LONIR Image Data Archive (IDA): An integrated environment for safely archiving, querying and visualizing neuroimaging data utilizing a Web-browser interface. The archive protects valuable data from unauthorized access while providing the ability to share with collaborators. To meet HIPAA compliance, client-side de-identification is done by an IDA Java applet at the user's local workstation prior to sending the de-identified data over an encrypted channel to be stored in the IDA. The integrity of stored data is protected by fault-tolerant storage as well as redundant offsite tape backups.

Available Resources

Computational resources: Manage and provide access to our supercomputer systems.

Visualization resources: Provide sophisticated scientific visualization and animation that illustrate the results of the algorithmic and analytic strategies used in the core research areas and by our collaborators.

Data management: Includes the LONI IDA–an efficient relational database and supporting infrastructure.

Training Opportunities and Workshops

Formal training program: A comprehensive training program currently exists and is coupled to the Resource. Funding for trainees has been awarded in a T32 Training Program in Neuroimaging grant from NIMH.

Workshops, courses, and education: LONIR provides regular seminars, workshops, and courses on advanced information technology. Building on a mature and established Training Program in Neuroimaging, the resource has designed our workshops and courses to include training on multidimensional modeling.

Research training program: LONI offers 2- to 10-week-long rotations in various research areas, such as atlasing, genotype, and phenotype studies; functional magnetic resonance imaging; and parametric modeling.

Visiting professorship series: This series is designed to provide more long-term training of individuals who are interested in neuroimaging and multidimensional modeling. By providing the appropriate space and resources necessary to equip visiting investigators, the resource can enhance the visitors' experience with the resource.

Publications

1. Toga, A. W., Thompson, P. M., and Sowell, E. S., Mapping brain maturation.

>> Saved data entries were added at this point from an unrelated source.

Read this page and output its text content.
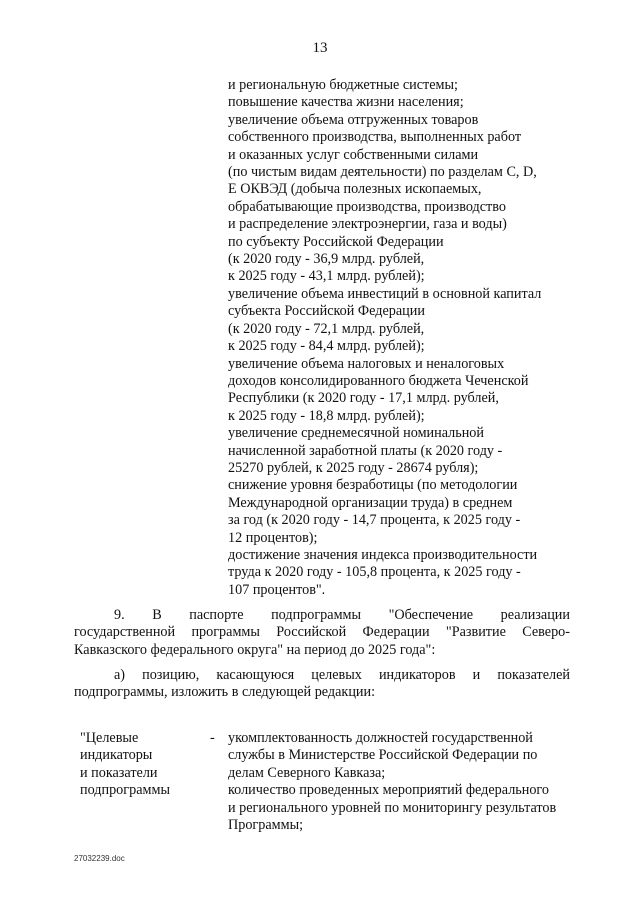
13
и региональную бюджетные системы;
повышение качества жизни населения;
увеличение объема отгруженных товаров
собственного производства, выполненных работ
и оказанных услуг собственными силами
(по чистым видам деятельности) по разделам C, D,
E ОКВЭД (добыча полезных ископаемых,
обрабатывающие производства, производство
и распределение электроэнергии, газа и воды)
по субъекту Российской Федерации
(к 2020 году - 36,9 млрд. рублей,
к 2025 году - 43,1 млрд. рублей);
увеличение объема инвестиций в основной капитал
субъекта Российской Федерации
(к 2020 году - 72,1 млрд. рублей,
к 2025 году - 84,4 млрд. рублей);
увеличение объема налоговых и неналоговых
доходов консолидированного бюджета Чеченской
Республики (к 2020 году - 17,1 млрд. рублей,
к 2025 году - 18,8 млрд. рублей);
увеличение среднемесячной номинальной
начисленной заработной платы (к 2020 году -
25270 рублей, к 2025 году - 28674 рубля);
снижение уровня безработицы (по методологии
Международной организации труда) в среднем
за год (к 2020 году - 14,7 процента, к 2025 году -
12 процентов);
достижение значения индекса производительности
труда к 2020 году - 105,8 процента, к 2025 году -
107 процентов".
9. В паспорте подпрограммы "Обеспечение реализации
государственной программы Российской Федерации "Развитие Северо-
Кавказского федерального округа" на период до 2025 года":
а) позицию, касающуюся целевых индикаторов и показателей
подпрограммы, изложить в следующей редакции:
"Целевые
индикаторы
и показатели
подпрограммы
- укомплектованность должностей государственной
службы в Министерстве Российской Федерации по
делам Северного Кавказа;
количество проведенных мероприятий федерального
и регионального уровней по мониторингу результатов
Программы;
27032239.doc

Trends in Neuroscience 29:148–159, 2005.

2. Thompson, P. M., Dutton, R. A., Hayashi, K. M., et al., Thinning of the cerebral cortex visualized in HIV/AIDS reflects CD4+ T-lymphocyte decline. Proceedings of the National Academy of Sciences USA 102:15647–15652, 2006.

3. Luders, E., Narr, K. L., Zaidel, E., Thompson, P. M., Jancke, L., and Toga, A. W., Parasagittal asymmetries of the corpus callosum. Cerebral Cortex 16:346–354, 2005.